1830年代にはマンチェスターとリヴァプールを結ぶ、世界初の蒸気機関車を使った鉄道路線を開通させたことも目覚ましい功績のひとつです。

巨大なレンガ造りの倉庫

リヴァプールのドッグの中で心臓部的な役割を果たしたスタンリー・ドッグ内にあり、重要な役割を果たした倉庫です。海から垂直に立つ建つ巨大煉瓦倉庫は、勇壮な姿を現在も誇っています。

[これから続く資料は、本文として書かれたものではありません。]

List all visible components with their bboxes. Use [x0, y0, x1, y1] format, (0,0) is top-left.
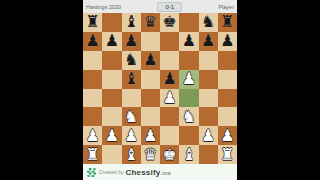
square-b8[interactable] [102, 13, 121, 32]
piece-wk-e1[interactable]: ♚ [162, 146, 176, 164]
square-c6[interactable]: ♞ [122, 51, 141, 70]
square-g8[interactable]: ♞ [199, 13, 218, 32]
square-d3[interactable] [141, 107, 160, 126]
square-b5[interactable] [102, 70, 121, 89]
square-c7[interactable]: ♟ [122, 32, 141, 51]
square-h1[interactable]: ♜ [218, 145, 237, 164]
square-f3[interactable]: ♞ [179, 107, 198, 126]
square-h5[interactable] [218, 70, 237, 89]
piece-bp-c7[interactable]: ♟ [124, 32, 138, 50]
content-column: Hastings 2020 0-1 Player ♜♝♛♚♞♜♟♟♟♟♟♟♞♟♝… [83, 0, 237, 180]
square-b1[interactable] [102, 145, 121, 164]
piece-wn-c3[interactable]: ♞ [124, 108, 138, 126]
square-g5[interactable] [199, 70, 218, 89]
square-g6[interactable] [199, 51, 218, 70]
game-header: Hastings 2020 0-1 Player [83, 0, 237, 13]
square-a6[interactable] [83, 51, 102, 70]
square-a8[interactable]: ♜ [83, 13, 102, 32]
piece-wp-a2[interactable]: ♟ [85, 127, 99, 145]
square-h3[interactable] [218, 107, 237, 126]
square-f8[interactable] [179, 13, 198, 32]
square-b6[interactable] [102, 51, 121, 70]
square-h2[interactable]: ♟ [218, 126, 237, 145]
square-e6[interactable] [160, 51, 179, 70]
square-e2[interactable] [160, 126, 179, 145]
piece-bp-g7[interactable]: ♟ [201, 32, 215, 50]
square-e3[interactable] [160, 107, 179, 126]
square-e1[interactable]: ♚ [160, 145, 179, 164]
square-h4[interactable] [218, 89, 237, 108]
brand-name: Chessify [125, 168, 160, 177]
piece-bk-e8[interactable]: ♚ [162, 13, 176, 31]
square-d2[interactable]: ♟ [141, 126, 160, 145]
square-g2[interactable]: ♟ [199, 126, 218, 145]
piece-bn-g8[interactable]: ♞ [201, 13, 215, 31]
piece-wr-h1[interactable]: ♜ [220, 146, 234, 164]
square-b4[interactable] [102, 89, 121, 108]
square-e7[interactable] [160, 32, 179, 51]
piece-wp-b2[interactable]: ♟ [105, 127, 119, 145]
chessify-brand-text: Chessify.me [125, 168, 171, 177]
piece-bn-c6[interactable]: ♞ [124, 51, 138, 69]
piece-bp-e5[interactable]: ♟ [162, 70, 176, 88]
square-a1[interactable]: ♜ [83, 145, 102, 164]
piece-wp-f5[interactable]: ♟ [182, 70, 196, 88]
piece-wp-g2[interactable]: ♟ [201, 127, 215, 145]
square-c3[interactable]: ♞ [122, 107, 141, 126]
piece-bq-d8[interactable]: ♛ [143, 13, 157, 31]
square-g1[interactable] [199, 145, 218, 164]
piece-wq-d1[interactable]: ♛ [143, 146, 157, 164]
piece-bp-h7[interactable]: ♟ [220, 32, 234, 50]
square-c2[interactable]: ♟ [122, 126, 141, 145]
piece-br-a8[interactable]: ♜ [85, 13, 99, 31]
square-g7[interactable]: ♟ [199, 32, 218, 51]
created-by-text: Created by [99, 169, 123, 175]
square-d1[interactable]: ♛ [141, 145, 160, 164]
square-a2[interactable]: ♟ [83, 126, 102, 145]
piece-bp-d6[interactable]: ♟ [143, 51, 157, 69]
piece-bb-c5[interactable]: ♝ [124, 70, 138, 88]
square-e4[interactable]: ♟ [160, 89, 179, 108]
piece-wr-a1[interactable]: ♜ [85, 146, 99, 164]
piece-bp-a7[interactable]: ♟ [85, 32, 99, 50]
piece-wp-d2[interactable]: ♟ [143, 127, 157, 145]
square-d4[interactable] [141, 89, 160, 108]
piece-wp-c2[interactable]: ♟ [124, 127, 138, 145]
square-d5[interactable] [141, 70, 160, 89]
square-c4[interactable] [122, 89, 141, 108]
square-g4[interactable] [199, 89, 218, 108]
square-d6[interactable]: ♟ [141, 51, 160, 70]
piece-wp-h2[interactable]: ♟ [220, 127, 234, 145]
square-h6[interactable] [218, 51, 237, 70]
square-f4[interactable] [179, 89, 198, 108]
square-f2[interactable] [179, 126, 198, 145]
brand-suffix: .me [160, 170, 171, 176]
square-e5[interactable]: ♟ [160, 70, 179, 89]
square-c8[interactable]: ♝ [122, 13, 141, 32]
chess-board: ♜♝♛♚♞♜♟♟♟♟♟♟♞♟♝♟♟♟♞♞♟♟♟♟♟♟♜♝♛♚♝♜ [83, 13, 237, 164]
square-e8[interactable]: ♚ [160, 13, 179, 32]
square-a5[interactable] [83, 70, 102, 89]
piece-bp-b7[interactable]: ♟ [105, 32, 119, 50]
square-b7[interactable]: ♟ [102, 32, 121, 51]
square-a3[interactable] [83, 107, 102, 126]
piece-bp-f7[interactable]: ♟ [182, 32, 196, 50]
square-h7[interactable]: ♟ [218, 32, 237, 51]
chessify-logo-icon [87, 168, 96, 177]
piece-wb-c1[interactable]: ♝ [124, 146, 138, 164]
square-c1[interactable]: ♝ [122, 145, 141, 164]
square-c5[interactable]: ♝ [122, 70, 141, 89]
white-player-label: Hastings 2020 [86, 4, 121, 10]
result-badge: 0-1 [157, 2, 182, 12]
piece-wp-e4[interactable]: ♟ [162, 89, 176, 107]
square-d8[interactable]: ♛ [141, 13, 160, 32]
square-f5[interactable]: ♟ [179, 70, 198, 89]
square-f1[interactable]: ♝ [179, 145, 198, 164]
square-b3[interactable] [102, 107, 121, 126]
square-a4[interactable] [83, 89, 102, 108]
black-player-label: Player [218, 4, 234, 10]
piece-br-h8[interactable]: ♜ [220, 13, 234, 31]
square-g3[interactable] [199, 107, 218, 126]
video-frame: Hastings 2020 0-1 Player ♜♝♛♚♞♜♟♟♟♟♟♟♞♟♝… [0, 0, 320, 180]
watermark-bar: Created by Chessify.me [83, 164, 237, 180]
square-f6[interactable] [179, 51, 198, 70]
square-d7[interactable] [141, 32, 160, 51]
square-a7[interactable]: ♟ [83, 32, 102, 51]
square-h8[interactable]: ♜ [218, 13, 237, 32]
piece-bb-c8[interactable]: ♝ [124, 13, 138, 31]
square-f7[interactable]: ♟ [179, 32, 198, 51]
piece-wb-f1[interactable]: ♝ [182, 146, 196, 164]
piece-wn-f3[interactable]: ♞ [182, 108, 196, 126]
square-b2[interactable]: ♟ [102, 126, 121, 145]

15ヘクタールもの広大な敷地に、高さ38m、14階建てという巨大な建物。歴史的建造物のタバコ倉庫に使われたレンガは、何と2700万個で3万枚ものガラス窓が設置されていたといわれています。

廃墟となった倉庫

1980年には、リヴァプールの産業が荒廃しそれと共に老朽化が進み、現在は廃墟となっています。精密にレンガを積み上げて造られた倉庫が廃墟化した姿は、廃墟好きにとっては聖地のような場所です。

倉庫の近くには時計塔があり、古びた優雅さと無骨さが廃墟の奥深さを感じさせます。ここだけ時間が止まってしまった空虚感が湧きおこります。

まとめ

近年はこの倉庫を保存し活用するための活動がはじまっています。倉庫の向かいには、2014年には煉瓦造りの「タイタニック・ホテル・リヴァプール」がオープンし、大人気のホテルとなっています。

かつてのリヴァプールの繁栄を今に伝える歴史的建造物のタバコ倉庫を体で感じてみませんか?神秘的な廃墟美は実際に訪れた人にしか味わうことのできないものです。